Slowly, pulling myself upright, I try to stand. My right leg buckles and I fall to my knees. Blood leaks in a warm trail down my neck.

I stumble to the main road but there is no traffic. Glancing over my shoulder, I worry about them coming back. Half a mile down the road I find a minicab office with metal grille over the door and windows. The inside is saturated with cigarette smoke and the smell of takeout food.

"What happened to you?" asks a fat man behind the grille.

I catch a glimpse of my reflection in the window. The bottom part of my ear is missing and my shirt collar is soaked with blood.

"I got mugged."

"Who by?"

"Kids."

I open my wallet. The cash is still there… all of it.

The fat man rolls his eyes, no longer concerned about me. I'm just a drunk who got into a fight. He radios for a car and makes me wait outside on the footpath. I glance nervously up and down the street, looking for Baz.

A souvenir! Bobby has some charming friends. Why didn't they take the money? What was the point? Unless they were trying to warn me off. Liverpool is a big enough place to get lost and small enough to get noticed, particularly if you start asking questions.

Slumped on the backseat of an old Mazda 626, I close my eyes and let my heart slow. Sweat has cooled between my shoulder blades, making my neck feel stiff.

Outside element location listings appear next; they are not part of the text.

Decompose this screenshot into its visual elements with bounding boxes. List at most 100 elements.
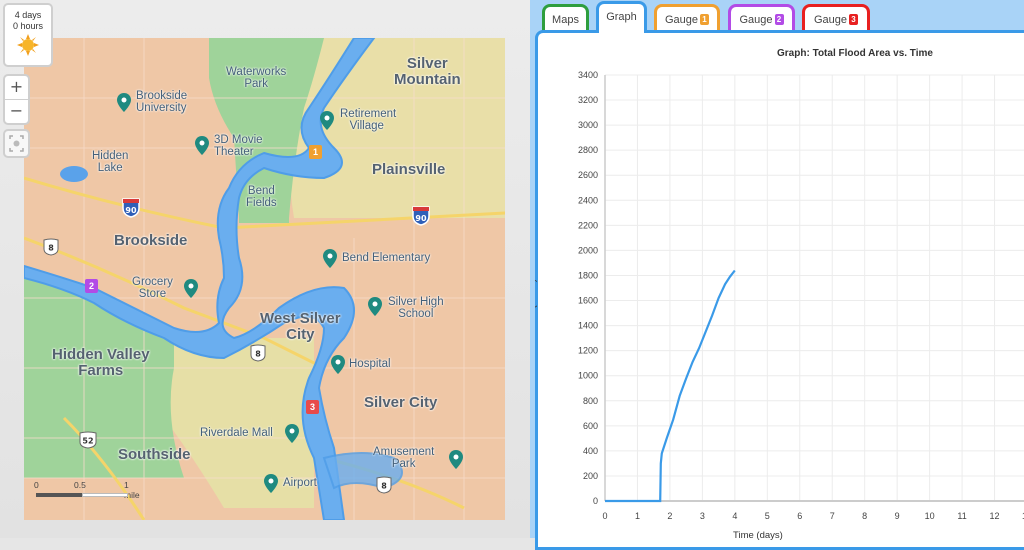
- y-tick-label: 1600: [578, 296, 598, 306]
- interstate-shield-icon: 90: [412, 206, 430, 226]
- x-tick-label: 3: [700, 511, 705, 521]
- tab-gauge-3[interactable]: Gauge 3: [802, 4, 870, 32]
- flood-map[interactable]: Silver Mountain Plainsville Brookside Wes…: [24, 38, 505, 520]
- gauge-marker-1[interactable]: 1: [309, 145, 322, 159]
- y-tick-label: 2800: [578, 145, 598, 155]
- feature-label-hidden-lake: Hidden Lake: [92, 150, 129, 175]
- y-tick-label: 1200: [578, 346, 598, 356]
- y-axis-label: Flood Area (acres): [535, 279, 538, 357]
- poi-label-hospital: Hospital: [349, 358, 391, 370]
- recenter-icon: [9, 135, 24, 152]
- x-tick-label: 11: [957, 511, 966, 521]
- x-tick-label: 10: [925, 511, 935, 521]
- map-pin-icon[interactable]: [449, 450, 463, 469]
- x-tick-label: 0: [602, 511, 607, 521]
- scale-label-half: 0.5: [74, 480, 86, 490]
- x-axis-ticks: 012345678910111213: [602, 511, 1024, 521]
- map-pin-icon[interactable]: [368, 297, 382, 316]
- area-label-southside: Southside: [118, 446, 191, 463]
- area-label-hidden-valley-farms: Hidden Valley Farms: [52, 346, 150, 379]
- y-tick-label: 200: [583, 471, 598, 481]
- y-tick-label: 2600: [578, 170, 598, 180]
- map-pin-icon[interactable]: [195, 136, 209, 155]
- poi-label-retirement-village: Retirement Village: [340, 108, 397, 133]
- x-tick-label: 4: [732, 511, 737, 521]
- map-pin-icon[interactable]: [117, 93, 131, 112]
- time-days: 4 days: [14, 10, 42, 20]
- zoom-out-button[interactable]: −: [5, 99, 28, 123]
- area-label-plainsville: Plainsville: [372, 161, 446, 178]
- poi-label-bend-elementary: Bend Elementary: [342, 252, 431, 264]
- area-label-brookside: Brookside: [114, 232, 188, 249]
- gauge-badge-3: 3: [849, 14, 859, 25]
- x-tick-label: 1: [635, 511, 640, 521]
- y-tick-label: 2000: [578, 245, 598, 255]
- y-tick-label: 3200: [578, 95, 598, 105]
- map-pin-icon[interactable]: [331, 355, 345, 374]
- map-pin-icon[interactable]: [285, 424, 299, 443]
- route-number: 8: [381, 482, 387, 491]
- map-view: Silver Mountain Plainsville Brookside Wes…: [0, 0, 530, 538]
- scale-bar-dark: [36, 493, 82, 497]
- y-tick-label: 600: [583, 421, 598, 431]
- feature-label-waterworks-park: Waterworks Park: [226, 66, 287, 91]
- y-tick-label: 0: [593, 496, 598, 506]
- y-tick-label: 1000: [578, 371, 598, 381]
- poi-label-grocery-store: Grocery Store: [132, 276, 173, 301]
- map-pin-icon[interactable]: [323, 249, 337, 268]
- us-route-shield-icon: 8: [376, 476, 392, 494]
- y-tick-label: 1400: [578, 321, 598, 331]
- scale-label-0: 0: [34, 480, 39, 490]
- recenter-button[interactable]: [3, 129, 30, 158]
- gauge-marker-3[interactable]: 3: [306, 400, 319, 414]
- x-tick-label: 12: [990, 511, 1000, 521]
- us-route-shield-icon: 52: [79, 431, 97, 449]
- route-number: 52: [82, 437, 93, 446]
- gauge-marker-2[interactable]: 2: [85, 279, 98, 293]
- tab-gauge-2[interactable]: Gauge 2: [728, 4, 795, 32]
- y-tick-label: 2200: [578, 220, 598, 230]
- time-display: 4 days 0 hours: [3, 3, 53, 67]
- interstate-shield-icon: 90: [122, 198, 140, 218]
- scale-label-mile: 1 mile: [124, 480, 140, 500]
- graph-panel: Graph: Total Flood Area vs. Time 0 200 400…: [535, 30, 1024, 550]
- y-tick-label: 400: [583, 446, 598, 456]
- area-label-silver-mountain: Silver Mountain: [394, 55, 461, 88]
- right-panel: Maps Graph Gauge 1 Gauge 2 Gauge 3 Graph: T…: [530, 0, 1024, 550]
- poi-label-3d-movie-theater: 3D Movie Theater: [214, 134, 263, 159]
- scale-bar-light: [82, 493, 128, 497]
- zoom-in-button[interactable]: +: [5, 76, 28, 99]
- interstate-number: 90: [415, 214, 427, 223]
- area-label-west-silver-city: West Silver City: [260, 310, 341, 343]
- us-route-shield-icon: 8: [250, 344, 266, 362]
- tab-maps[interactable]: Maps: [542, 4, 589, 32]
- us-route-shield-icon: 8: [43, 238, 59, 256]
- map-pin-icon[interactable]: [184, 279, 198, 298]
- poi-label-airport: Airport: [283, 477, 317, 489]
- x-tick-label: 8: [862, 511, 867, 521]
- map-pin-icon[interactable]: [320, 111, 334, 130]
- poi-label-brookside-university: Brookside University: [136, 90, 188, 115]
- gauge-badge-1: 1: [700, 14, 710, 25]
- sun-icon: [17, 34, 39, 56]
- poi-label-riverdale-mall: Riverdale Mall: [200, 427, 273, 439]
- flood-area-chart: 0 200 400 600 800 1000 1200 1400 1600 1800 2000 220…: [535, 70, 1024, 540]
- y-tick-label: 800: [583, 396, 598, 406]
- area-label-silver-city: Silver City: [364, 394, 438, 411]
- tab-graph[interactable]: Graph: [596, 1, 647, 33]
- y-tick-label: 3400: [578, 70, 598, 80]
- map-pin-icon[interactable]: [264, 474, 278, 493]
- x-tick-label: 5: [765, 511, 770, 521]
- y-tick-label: 2400: [578, 195, 598, 205]
- route-number: 8: [255, 350, 261, 359]
- x-tick-label: 6: [797, 511, 802, 521]
- scale-bar: 0 0.5 1 mile: [34, 480, 140, 510]
- tab-gauge-1[interactable]: Gauge 1: [654, 4, 720, 32]
- time-hours: 0 hours: [12, 21, 44, 31]
- feature-label-bend-fields: Bend Fields: [246, 185, 277, 210]
- x-tick-label: 9: [895, 511, 900, 521]
- interstate-number: 90: [125, 206, 137, 215]
- poi-label-silver-high-school: Silver High School: [388, 296, 444, 321]
- y-axis-ticks: 0 200 400 600 800 1000 1200 1400 1600 1800 2000 220…: [578, 70, 598, 506]
- x-axis-label: Time (days): [733, 530, 783, 540]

The minicab drops me at University Hospital where I wait for an hour to get six stitches in my ear. As the intern wipes the blood from my face with a towel, he asks if the police have been informed. I lie and say yes. I don't want Ruiz knowing where I am.

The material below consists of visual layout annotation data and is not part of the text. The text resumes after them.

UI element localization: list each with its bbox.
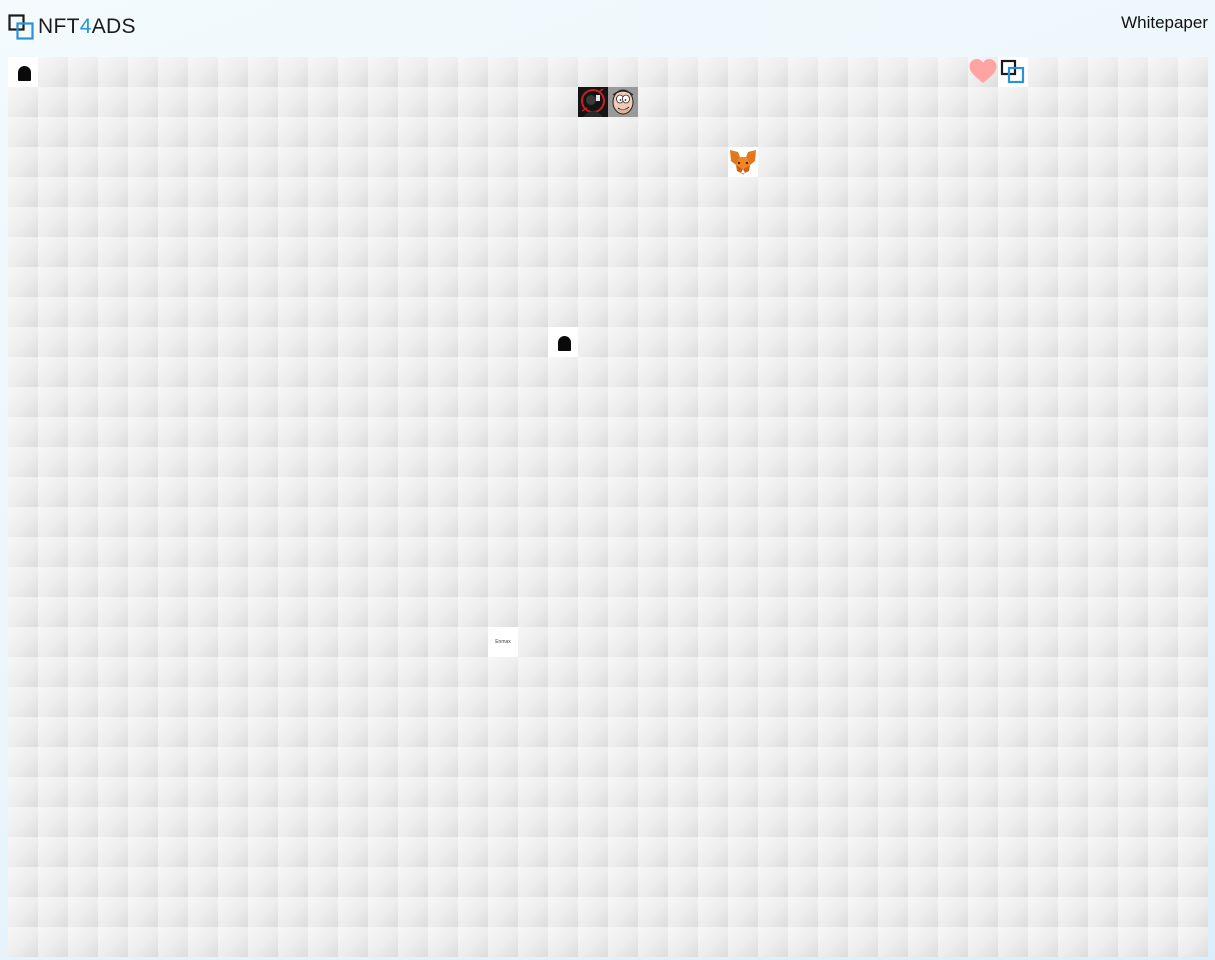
ad-pixel-grid[interactable]: Enmax bbox=[8, 57, 1208, 957]
tile-cartoon-face[interactable] bbox=[608, 87, 638, 117]
tile-tombstone-icon[interactable] bbox=[548, 327, 578, 357]
tile-avatar-dark[interactable] bbox=[578, 87, 608, 117]
tile-heart[interactable] bbox=[968, 57, 998, 87]
logo-text: NFT4ADS bbox=[38, 14, 136, 40]
logo-text-accent: 4 bbox=[79, 15, 92, 38]
dark-avatar-icon bbox=[578, 87, 608, 117]
nft4ads-logo-icon bbox=[998, 57, 1028, 87]
tile-text-ad[interactable]: Enmax bbox=[488, 627, 518, 657]
nft4ads-logo-icon bbox=[8, 14, 34, 40]
tombstone-icon bbox=[18, 66, 31, 81]
heart-icon bbox=[969, 59, 997, 83]
tile-nft4ads-logo[interactable] bbox=[998, 57, 1028, 87]
header: NFT4ADS Whitepaper bbox=[0, 0, 1215, 56]
logo-link[interactable]: NFT4ADS bbox=[8, 14, 136, 40]
tile-tombstone-icon[interactable] bbox=[8, 57, 38, 87]
whitepaper-link[interactable]: Whitepaper bbox=[1121, 13, 1208, 33]
cartoon-face-icon bbox=[608, 87, 638, 117]
logo-text-prefix: NFT bbox=[38, 15, 80, 38]
logo-text-suffix: ADS bbox=[91, 15, 136, 38]
metamask-fox-icon bbox=[728, 147, 758, 177]
tombstone-icon bbox=[558, 336, 571, 351]
text-ad-label: Enmax bbox=[495, 639, 511, 645]
tile-metamask-fox[interactable] bbox=[728, 147, 758, 177]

Afterward, with a dose of acetaminophen to dull the pain, I walk through the city until I reach Pier Head. The last ferry is arriving from Birkenhead. The engine makes the air throb. Lights leak toward me in a colorful slick of reds and yellows. I stare at the water and keep imagining that I can see dark shapes. Bodies. I look again and they vanish. Why do I always look for bodies?

As a child I sometimes went boating on the Thames with my sisters. One day I found a sack containing five dead kittens. Patricia kept telling me to put the sack down. She was screaming at me. Rebecca wanted to see inside. She, like me, had never seen anything dead except for bugs and lizards.

I emptied the sack and the kittens tumbled onto the grass. Their wet fur stood on end. I was attracted and repelled at the same time. They had soft fur and warm blood. They weren't so different from me.

Later, as a teenager, I imagined that I would be dead by thirty. It was in the midst of the Cold War when the world teetered on the edge of an abyss, at the mercy of whichever madman in the White House or the Kremlin had one of those, "I-wonder-what-this-button-does?" moments.

Since then my internal doomsday clock has swung wildly back and forth much like the official version. Marrying Julianne made me hugely optimistic and having Charlie added to this. I even looked forward to graceful old age when we'd trade our backpacks for suitcases on wheels, playing with grandchildren, boring them with nostalgic stories, taking up eccentric hobbies…

The future will be different now. Instead of a dazzling road to discovery, I see a twitching, stammering, dribbling spectacle in a wheelchair. "Do we really have to go and see Dad today?" Charlie will ask. "He won't know the difference if we don't show up."

A gust of wind sets my teeth chattering and I push away from the railing. I walk from the wharf, no longer worried about getting lost. At the same time I feel vulnerable. Exposed.